Personal information
- Born: October 5, 1984 (age 41) Jacksonville, Florida, U.S.
- Listed height: 6 ft 1 in (1.85 m)
- Listed weight: 300 lb (136 kg)

Career information
- College: Villanova
- NFL draft: 2007: undrafted

Career history
- Buffalo Bills (2007); Cleveland Browns (2008)*; Indianapolis Colts (2008)*; New York Sentinels (2009); Buffalo Bills (2009-2010);
- * Offseason or practice squad member only

Awards and highlights
- First-team All-A-10 (2006); Third-team All-A-10 (2005);

Career NFL statistics
- Games played: 2
- Stats at Pro Football Reference

= Christian Gaddis =

American football player (born 1984)

Christian Gaddis (born October 5, 1984) is an American former professional football player who was a center for the National Football League (NFL) . He was signed by the Bills as an undrafted free agent in 2007. He played college football for the Villanova Wildcats.

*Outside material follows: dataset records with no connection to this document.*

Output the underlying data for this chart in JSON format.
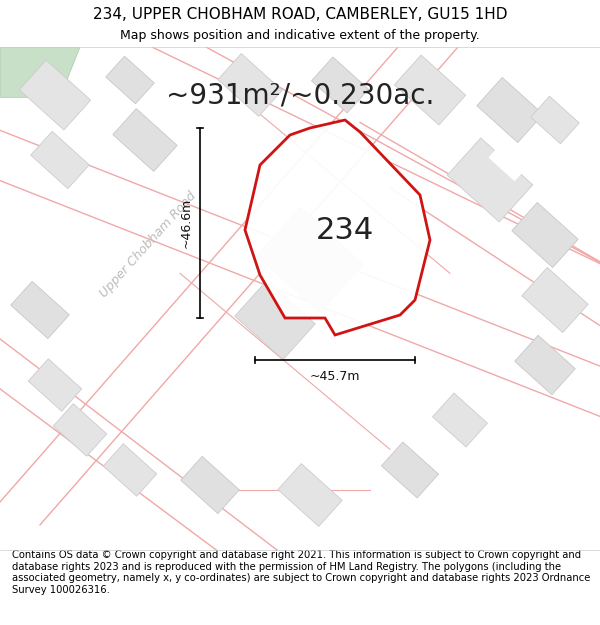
{
  "title": "234, UPPER CHOBHAM ROAD, CAMBERLEY, GU15 1HD",
  "subtitle": "Map shows position and indicative extent of the property.",
  "area_text": "~931m²/~0.230ac.",
  "property_number": "234",
  "dim_width": "~45.7m",
  "dim_height": "~46.6m",
  "road_label": "Upper Chobham Road",
  "footer": "Contains OS data © Crown copyright and database right 2021. This information is subject to Crown copyright and database rights 2023 and is reproduced with the permission of HM Land Registry. The polygons (including the associated geometry, namely x, y co-ordinates) are subject to Crown copyright and database rights 2023 Ordnance Survey 100026316.",
  "map_bg": "#ffffff",
  "property_fill": "#ffffff",
  "property_edge": "#cc0000",
  "road_line_color": "#f0b8b8",
  "road_fill_color": "#f8e8e8",
  "building_fill": "#e0e0e0",
  "building_edge": "#c8c8c8",
  "green_fill": "#d0e8d0",
  "dim_line_color": "#111111",
  "road_label_color": "#bbbbbb",
  "title_fontsize": 11,
  "subtitle_fontsize": 9,
  "area_fontsize": 20,
  "number_fontsize": 22,
  "footer_fontsize": 7.2,
  "road_label_fontsize": 9,
  "dim_label_fontsize": 9
}
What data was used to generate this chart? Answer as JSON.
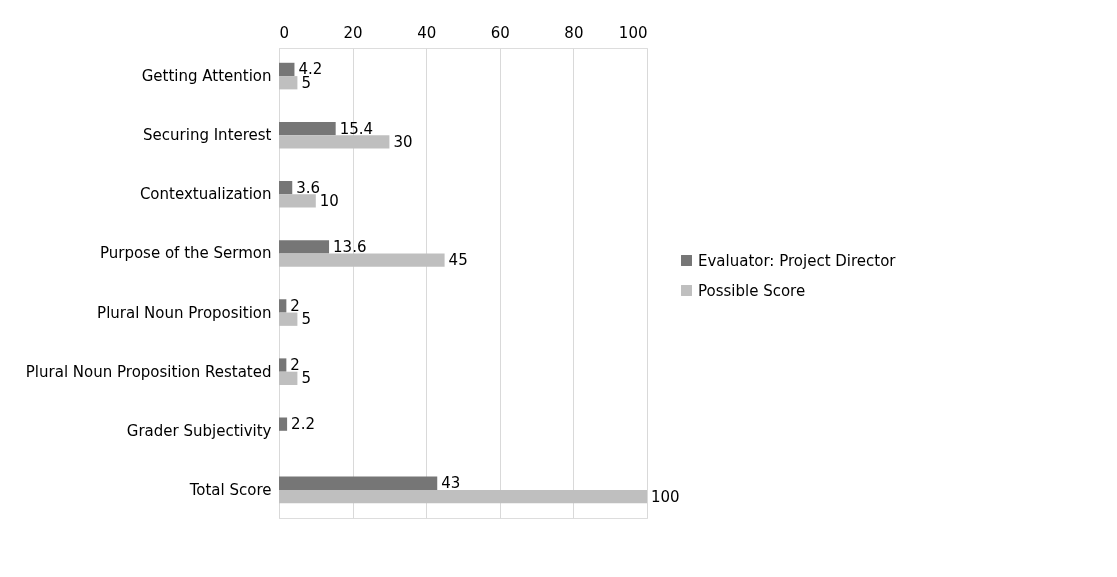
{
  "chart_data": {
    "type": "bar",
    "orientation": "horizontal",
    "categories": [
      "Getting Attention",
      "Securing Interest",
      "Contextualization",
      "Purpose of the Sermon",
      "Plural Noun Proposition",
      "Plural Noun Proposition Restated",
      "Grader Subjectivity",
      "Total Score"
    ],
    "series": [
      {
        "name": "Evaluator: Project Director",
        "color": "#767676",
        "values": [
          4.2,
          15.4,
          3.6,
          13.6,
          2,
          2,
          2.2,
          43
        ]
      },
      {
        "name": "Possible Score",
        "color": "#bfbfbf",
        "values": [
          5,
          30,
          10,
          45,
          5,
          5,
          null,
          100
        ]
      }
    ],
    "xlim": [
      0,
      100
    ],
    "xticks": [
      0,
      20,
      40,
      60,
      80,
      100
    ],
    "grid": "x",
    "legend": "right",
    "data_labels": true
  }
}
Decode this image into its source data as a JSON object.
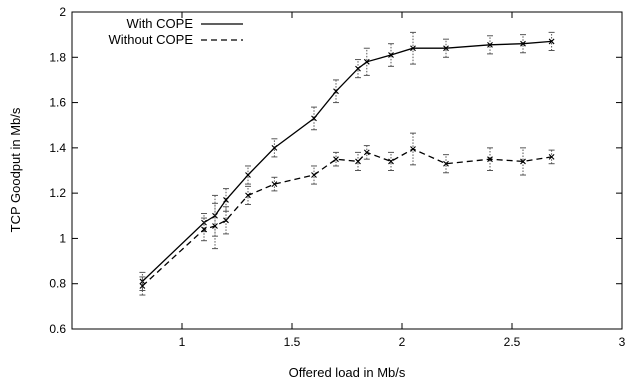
{
  "chart_data": {
    "type": "line",
    "title": "",
    "xlabel": "Offered load in Mb/s",
    "ylabel": "TCP Goodput in Mb/s",
    "xlim": [
      0.5,
      3
    ],
    "ylim": [
      0.6,
      2
    ],
    "xticks": [
      1,
      1.5,
      2,
      2.5,
      3
    ],
    "xtick_labels": [
      "1",
      "1.5",
      "2",
      "2.5",
      "3"
    ],
    "yticks": [
      0.6,
      0.8,
      1,
      1.2,
      1.4,
      1.6,
      1.8,
      2
    ],
    "ytick_labels": [
      "0.6",
      "0.8",
      "1",
      "1.2",
      "1.4",
      "1.6",
      "1.8",
      "2"
    ],
    "grid": false,
    "legend": "top-left",
    "series": [
      {
        "name": "With COPE",
        "style": "solid",
        "color": "#000000",
        "x": [
          0.82,
          1.1,
          1.15,
          1.2,
          1.3,
          1.42,
          1.6,
          1.7,
          1.8,
          1.84,
          1.95,
          2.05,
          2.2,
          2.4,
          2.55,
          2.68
        ],
        "y": [
          0.81,
          1.07,
          1.1,
          1.17,
          1.28,
          1.4,
          1.53,
          1.65,
          1.75,
          1.78,
          1.81,
          1.84,
          1.84,
          1.855,
          1.86,
          1.87
        ],
        "err": [
          0.04,
          0.04,
          0.09,
          0.05,
          0.04,
          0.04,
          0.05,
          0.05,
          0.04,
          0.06,
          0.05,
          0.07,
          0.04,
          0.04,
          0.04,
          0.04
        ]
      },
      {
        "name": "Without COPE",
        "style": "dashed",
        "color": "#000000",
        "x": [
          0.82,
          1.1,
          1.15,
          1.2,
          1.3,
          1.42,
          1.6,
          1.7,
          1.8,
          1.84,
          1.95,
          2.05,
          2.2,
          2.4,
          2.55,
          2.68
        ],
        "y": [
          0.79,
          1.04,
          1.055,
          1.08,
          1.19,
          1.24,
          1.28,
          1.35,
          1.34,
          1.38,
          1.34,
          1.395,
          1.33,
          1.35,
          1.34,
          1.36
        ],
        "err": [
          0.04,
          0.05,
          0.1,
          0.06,
          0.04,
          0.03,
          0.04,
          0.03,
          0.04,
          0.03,
          0.04,
          0.07,
          0.04,
          0.05,
          0.06,
          0.03
        ]
      }
    ]
  }
}
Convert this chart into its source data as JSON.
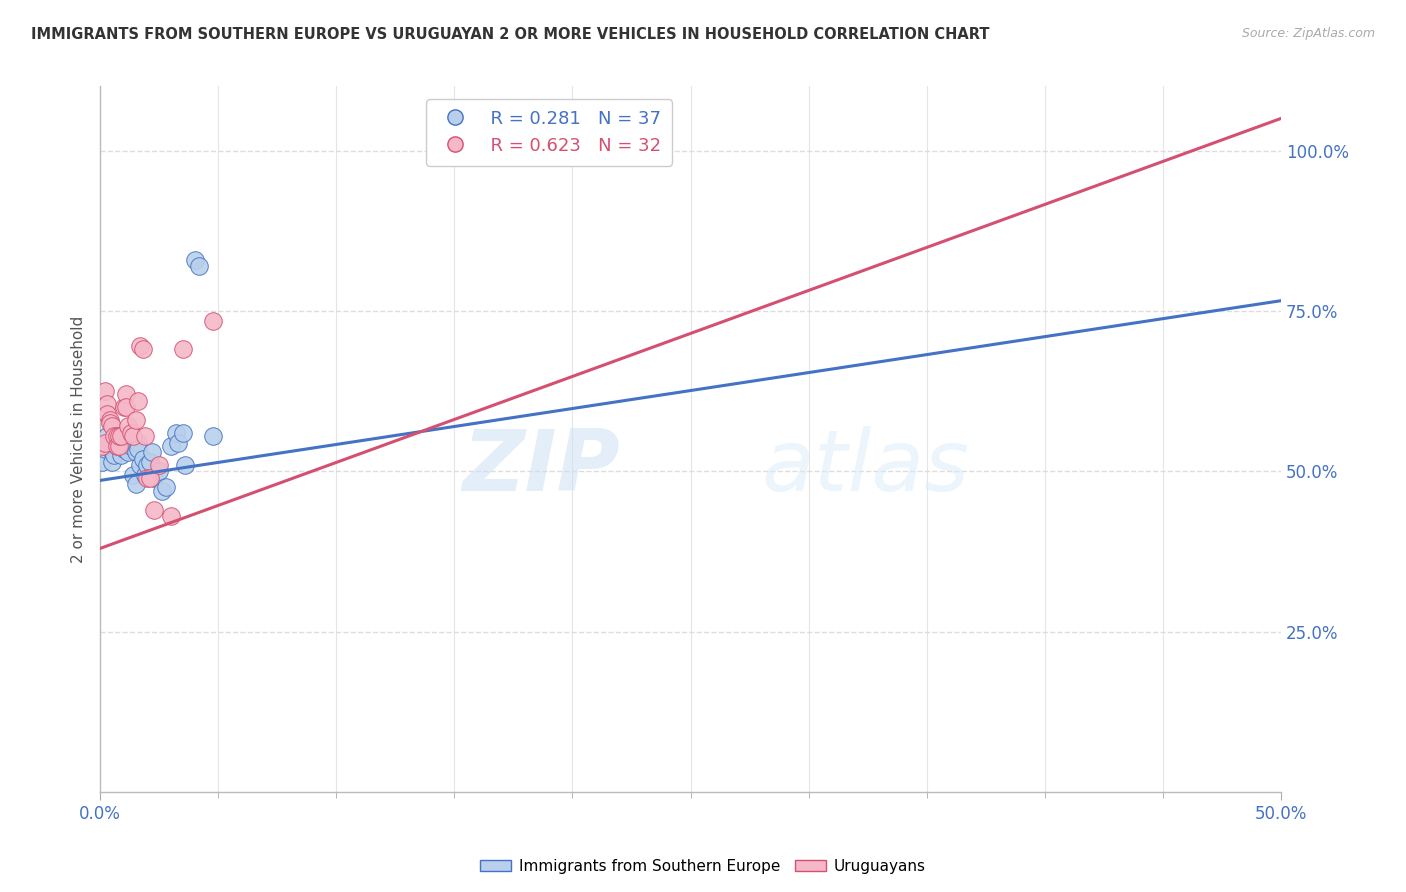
{
  "title": "IMMIGRANTS FROM SOUTHERN EUROPE VS URUGUAYAN 2 OR MORE VEHICLES IN HOUSEHOLD CORRELATION CHART",
  "source": "Source: ZipAtlas.com",
  "ylabel": "2 or more Vehicles in Household",
  "xlim": [
    0.0,
    0.5
  ],
  "ylim": [
    0.0,
    1.1
  ],
  "xtick_labels": [
    "0.0%",
    "",
    "",
    "",
    "",
    "",
    "",
    "",
    "",
    "50.0%"
  ],
  "xtick_vals": [
    0.0,
    0.05,
    0.1,
    0.15,
    0.2,
    0.25,
    0.3,
    0.35,
    0.4,
    0.5
  ],
  "ytick_labels": [
    "25.0%",
    "50.0%",
    "75.0%",
    "100.0%"
  ],
  "ytick_vals": [
    0.25,
    0.5,
    0.75,
    1.0
  ],
  "legend_label1": "Immigrants from Southern Europe",
  "legend_label2": "Uruguayans",
  "R1": 0.281,
  "N1": 37,
  "R2": 0.623,
  "N2": 32,
  "blue_color": "#b8d0eb",
  "pink_color": "#f5b8c8",
  "blue_line_color": "#4472c4",
  "pink_line_color": "#d45070",
  "blue_regression": [
    0.0,
    0.486,
    0.5,
    0.766
  ],
  "pink_regression": [
    0.0,
    0.38,
    0.5,
    1.05
  ],
  "blue_scatter": [
    [
      0.001,
      0.515
    ],
    [
      0.002,
      0.535
    ],
    [
      0.003,
      0.555
    ],
    [
      0.004,
      0.535
    ],
    [
      0.005,
      0.515
    ],
    [
      0.006,
      0.545
    ],
    [
      0.006,
      0.525
    ],
    [
      0.007,
      0.54
    ],
    [
      0.008,
      0.555
    ],
    [
      0.009,
      0.525
    ],
    [
      0.01,
      0.535
    ],
    [
      0.011,
      0.545
    ],
    [
      0.012,
      0.53
    ],
    [
      0.013,
      0.54
    ],
    [
      0.014,
      0.495
    ],
    [
      0.015,
      0.48
    ],
    [
      0.015,
      0.53
    ],
    [
      0.016,
      0.545
    ],
    [
      0.016,
      0.535
    ],
    [
      0.017,
      0.51
    ],
    [
      0.018,
      0.52
    ],
    [
      0.019,
      0.495
    ],
    [
      0.02,
      0.51
    ],
    [
      0.021,
      0.515
    ],
    [
      0.022,
      0.53
    ],
    [
      0.023,
      0.49
    ],
    [
      0.025,
      0.5
    ],
    [
      0.026,
      0.47
    ],
    [
      0.028,
      0.475
    ],
    [
      0.03,
      0.54
    ],
    [
      0.032,
      0.56
    ],
    [
      0.033,
      0.545
    ],
    [
      0.035,
      0.56
    ],
    [
      0.036,
      0.51
    ],
    [
      0.04,
      0.83
    ],
    [
      0.042,
      0.82
    ],
    [
      0.048,
      0.555
    ]
  ],
  "pink_scatter": [
    [
      0.001,
      0.54
    ],
    [
      0.002,
      0.545
    ],
    [
      0.002,
      0.625
    ],
    [
      0.003,
      0.605
    ],
    [
      0.003,
      0.59
    ],
    [
      0.004,
      0.58
    ],
    [
      0.004,
      0.575
    ],
    [
      0.005,
      0.57
    ],
    [
      0.006,
      0.555
    ],
    [
      0.007,
      0.555
    ],
    [
      0.007,
      0.54
    ],
    [
      0.008,
      0.54
    ],
    [
      0.008,
      0.555
    ],
    [
      0.009,
      0.555
    ],
    [
      0.01,
      0.6
    ],
    [
      0.011,
      0.62
    ],
    [
      0.011,
      0.6
    ],
    [
      0.012,
      0.57
    ],
    [
      0.013,
      0.56
    ],
    [
      0.014,
      0.555
    ],
    [
      0.015,
      0.58
    ],
    [
      0.016,
      0.61
    ],
    [
      0.017,
      0.695
    ],
    [
      0.018,
      0.69
    ],
    [
      0.019,
      0.555
    ],
    [
      0.02,
      0.49
    ],
    [
      0.021,
      0.49
    ],
    [
      0.023,
      0.44
    ],
    [
      0.025,
      0.51
    ],
    [
      0.03,
      0.43
    ],
    [
      0.035,
      0.69
    ],
    [
      0.048,
      0.735
    ]
  ],
  "watermark_zip": "ZIP",
  "watermark_atlas": "atlas",
  "background_color": "#ffffff",
  "grid_color": "#dddddd"
}
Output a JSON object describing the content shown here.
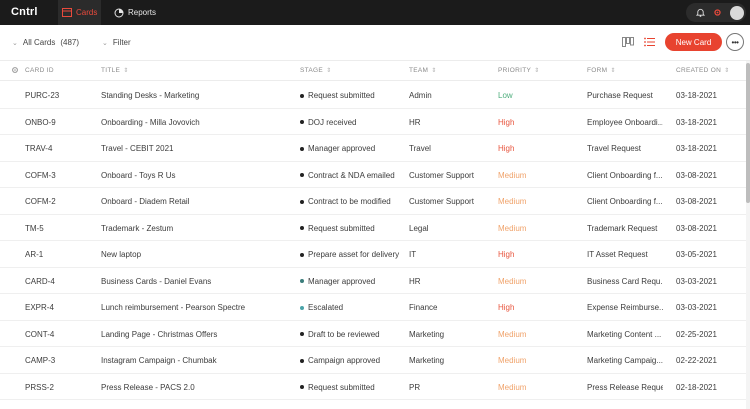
{
  "nav": {
    "logo": "Cntrl",
    "tabs": [
      {
        "label": "Cards",
        "active": true
      },
      {
        "label": "Reports",
        "active": false
      }
    ]
  },
  "toolbar": {
    "all_cards_label": "All Cards",
    "all_cards_count": "(487)",
    "filter_label": "Filter",
    "new_card_label": "New Card",
    "more_label": "•••"
  },
  "table": {
    "columns": [
      "CARD ID",
      "TITLE",
      "STAGE",
      "TEAM",
      "PRIORITY",
      "FORM",
      "CREATED ON"
    ],
    "rows": [
      {
        "id": "PURC-23",
        "title": "Standing Desks - Marketing",
        "stage": "Request submitted",
        "stage_color": "#222222",
        "team": "Admin",
        "priority": "Low",
        "form": "Purchase Request",
        "date": "03-18-2021"
      },
      {
        "id": "ONBO-9",
        "title": "Onboarding - Milla Jovovich",
        "stage": "DOJ received",
        "stage_color": "#222222",
        "team": "HR",
        "priority": "High",
        "form": "Employee Onboardi...",
        "date": "03-18-2021"
      },
      {
        "id": "TRAV-4",
        "title": "Travel - CEBIT 2021",
        "stage": "Manager approved",
        "stage_color": "#222222",
        "team": "Travel",
        "priority": "High",
        "form": "Travel Request",
        "date": "03-18-2021"
      },
      {
        "id": "COFM-3",
        "title": "Onboard - Toys R Us",
        "stage": "Contract & NDA emailed",
        "stage_color": "#222222",
        "team": "Customer Support",
        "priority": "Medium",
        "form": "Client Onboarding f...",
        "date": "03-08-2021"
      },
      {
        "id": "COFM-2",
        "title": "Onboard - Diadem Retail",
        "stage": "Contract to be modified",
        "stage_color": "#222222",
        "team": "Customer Support",
        "priority": "Medium",
        "form": "Client Onboarding f...",
        "date": "03-08-2021"
      },
      {
        "id": "TM-5",
        "title": "Trademark - Zestum",
        "stage": "Request submitted",
        "stage_color": "#222222",
        "team": "Legal",
        "priority": "Medium",
        "form": "Trademark Request",
        "date": "03-08-2021"
      },
      {
        "id": "AR-1",
        "title": "New laptop",
        "stage": "Prepare asset for delivery",
        "stage_color": "#222222",
        "team": "IT",
        "priority": "High",
        "form": "IT Asset Request",
        "date": "03-05-2021"
      },
      {
        "id": "CARD-4",
        "title": "Business Cards - Daniel Evans",
        "stage": "Manager approved",
        "stage_color": "#3a7d7b",
        "team": "HR",
        "priority": "Medium",
        "form": "Business Card Requ...",
        "date": "03-03-2021"
      },
      {
        "id": "EXPR-4",
        "title": "Lunch reimbursement - Pearson Spectre",
        "stage": "Escalated",
        "stage_color": "#4aa3a8",
        "team": "Finance",
        "priority": "High",
        "form": "Expense Reimburse...",
        "date": "03-03-2021"
      },
      {
        "id": "CONT-4",
        "title": "Landing Page - Christmas Offers",
        "stage": "Draft to be reviewed",
        "stage_color": "#222222",
        "team": "Marketing",
        "priority": "Medium",
        "form": "Marketing Content ...",
        "date": "02-25-2021"
      },
      {
        "id": "CAMP-3",
        "title": "Instagram Campaign - Chumbak",
        "stage": "Campaign approved",
        "stage_color": "#222222",
        "team": "Marketing",
        "priority": "Medium",
        "form": "Marketing Campaig...",
        "date": "02-22-2021"
      },
      {
        "id": "PRSS-2",
        "title": "Press Release - PACS 2.0",
        "stage": "Request submitted",
        "stage_color": "#222222",
        "team": "PR",
        "priority": "Medium",
        "form": "Press Release Request",
        "date": "02-18-2021"
      }
    ]
  },
  "colors": {
    "accent": "#e8432f",
    "priority_low": "#4fae7d",
    "priority_high": "#e8563f",
    "priority_medium": "#f0a36b"
  }
}
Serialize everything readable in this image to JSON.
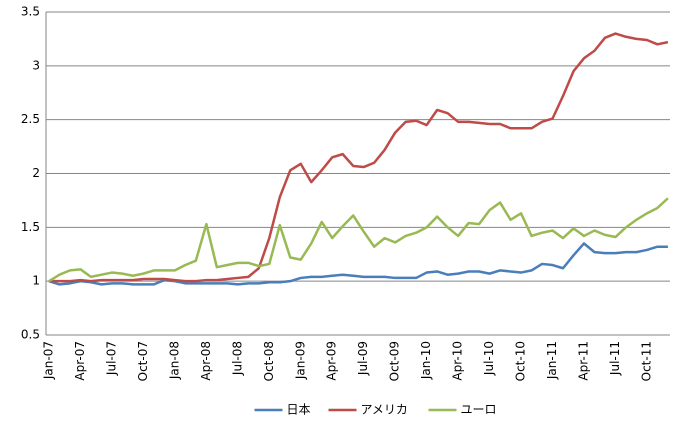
{
  "chart_data": {
    "type": "line",
    "categories": [
      "Jan-07",
      null,
      null,
      "Apr-07",
      null,
      null,
      "Jul-07",
      null,
      null,
      "Oct-07",
      null,
      null,
      "Jan-08",
      null,
      null,
      "Apr-08",
      null,
      null,
      "Jul-08",
      null,
      null,
      "Oct-08",
      null,
      null,
      "Jan-09",
      null,
      null,
      "Apr-09",
      null,
      null,
      "Jul-09",
      null,
      null,
      "Oct-09",
      null,
      null,
      "Jan-10",
      null,
      null,
      "Apr-10",
      null,
      null,
      "Jul-10",
      null,
      null,
      "Oct-10",
      null,
      null,
      "Jan-11",
      null,
      null,
      "Apr-11",
      null,
      null,
      "Jul-11",
      null,
      null,
      "Oct-11",
      null,
      null
    ],
    "series": [
      {
        "name": "日本",
        "color": "#4a7ebb",
        "values": [
          1,
          0.97,
          0.98,
          1.0,
          0.99,
          0.97,
          0.98,
          0.98,
          0.97,
          0.97,
          0.97,
          1.01,
          1.0,
          0.98,
          0.98,
          0.98,
          0.98,
          0.98,
          0.97,
          0.98,
          0.98,
          0.99,
          0.99,
          1.0,
          1.03,
          1.04,
          1.04,
          1.05,
          1.06,
          1.05,
          1.04,
          1.04,
          1.04,
          1.03,
          1.03,
          1.03,
          1.08,
          1.09,
          1.06,
          1.07,
          1.09,
          1.09,
          1.07,
          1.1,
          1.09,
          1.08,
          1.1,
          1.16,
          1.15,
          1.12,
          1.24,
          1.35,
          1.27,
          1.26,
          1.26,
          1.27,
          1.27,
          1.29,
          1.32,
          1.32
        ]
      },
      {
        "name": "アメリカ",
        "color": "#be4b48",
        "values": [
          1.0,
          1.0,
          1.0,
          1.01,
          1.0,
          1.01,
          1.01,
          1.01,
          1.01,
          1.02,
          1.02,
          1.02,
          1.01,
          1.0,
          1.0,
          1.01,
          1.01,
          1.02,
          1.03,
          1.04,
          1.12,
          1.4,
          1.78,
          2.03,
          2.09,
          1.92,
          2.03,
          2.15,
          2.18,
          2.07,
          2.06,
          2.1,
          2.22,
          2.38,
          2.48,
          2.49,
          2.45,
          2.59,
          2.56,
          2.48,
          2.48,
          2.47,
          2.46,
          2.46,
          2.42,
          2.42,
          2.42,
          2.48,
          2.51,
          2.72,
          2.95,
          3.07,
          3.14,
          3.26,
          3.3,
          3.27,
          3.25,
          3.24,
          3.2,
          3.22
        ]
      },
      {
        "name": "ユーロ",
        "color": "#98b954",
        "values": [
          1.0,
          1.06,
          1.1,
          1.11,
          1.04,
          1.06,
          1.08,
          1.07,
          1.05,
          1.07,
          1.1,
          1.1,
          1.1,
          1.15,
          1.19,
          1.53,
          1.13,
          1.15,
          1.17,
          1.17,
          1.14,
          1.16,
          1.52,
          1.22,
          1.2,
          1.35,
          1.55,
          1.4,
          1.51,
          1.61,
          1.46,
          1.32,
          1.4,
          1.36,
          1.42,
          1.45,
          1.5,
          1.6,
          1.5,
          1.42,
          1.54,
          1.53,
          1.66,
          1.73,
          1.57,
          1.63,
          1.42,
          1.45,
          1.47,
          1.4,
          1.49,
          1.42,
          1.47,
          1.43,
          1.41,
          1.5,
          1.57,
          1.63,
          1.68,
          1.77
        ]
      }
    ],
    "ylim": [
      0.5,
      3.5
    ],
    "yticks": [
      0.5,
      1,
      1.5,
      2,
      2.5,
      3,
      3.5
    ],
    "grid": true,
    "legend": "bottom"
  }
}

Gaddis was also a member of the Cleveland Browns, Indianapolis Colts, and New York Sentinels.

==Early life==
Gaddis attended Miami Country Day School in Miami, Florida, where he earned varsity letters in football, basketball and lacrosse. He was named to the All-Conference Team as a senior, was the team MVP in 2001, a first-team All-Dade County football performer in 2000 and 2001 and named second-team All-State in both 2000 and 2001. He totaled 232 tackles, 16 sacks, 10 forced fumbles and seven fumble recoveries during his high school career.

==College career==
As a senior in 2006, Gaddis served as team captain, earned first-team All-Atlantic 10 accolades and started all 11 games at center. He finished his Wildcat career starting 33 consecutive games, helping the Villanova offense average 337.8 yards of total offense per game, including 143.3 rushing yards per contest and 194.5 passing yards per game. He majored in communications with a minor in psychology.

==Professional career==
2007 Season
Signed with the Buffalo Bills practice squad as an undrafted rookie free agent on May 3, 2007. Was promoted to the 53-man active roster halfway through his rookie season.

2008 Season
Gaddis started all four preseason games for the Buffalo Bills before being released on August 30, 2008. He signed with the Cleveland Browns two days later. Gaddis was released by the Browns on October 28 and signed with the Indianapolis Colts on November 28. He was released in late November, signing with the UFL's New York Sentinels.

2009 Season
Gaddis joined the Buffalo Bills practice squad for the second time on November 18, 2009, and was immediately promoted to the 53-man active roster on November 25.

2010 Season
Gaddis was re-signed to the Buffalo Bills on April 2, 2010, and released on September 4, 2010. Gaddis officially retired from the NFL in late 2010.

==Internships==
Gaddis shadowed at Travers Collins in March 2010, which led to an offseason internship with the New Era Cap Company.

==Personal life==
Gaddis married Danielle Moran on July 10, 2010.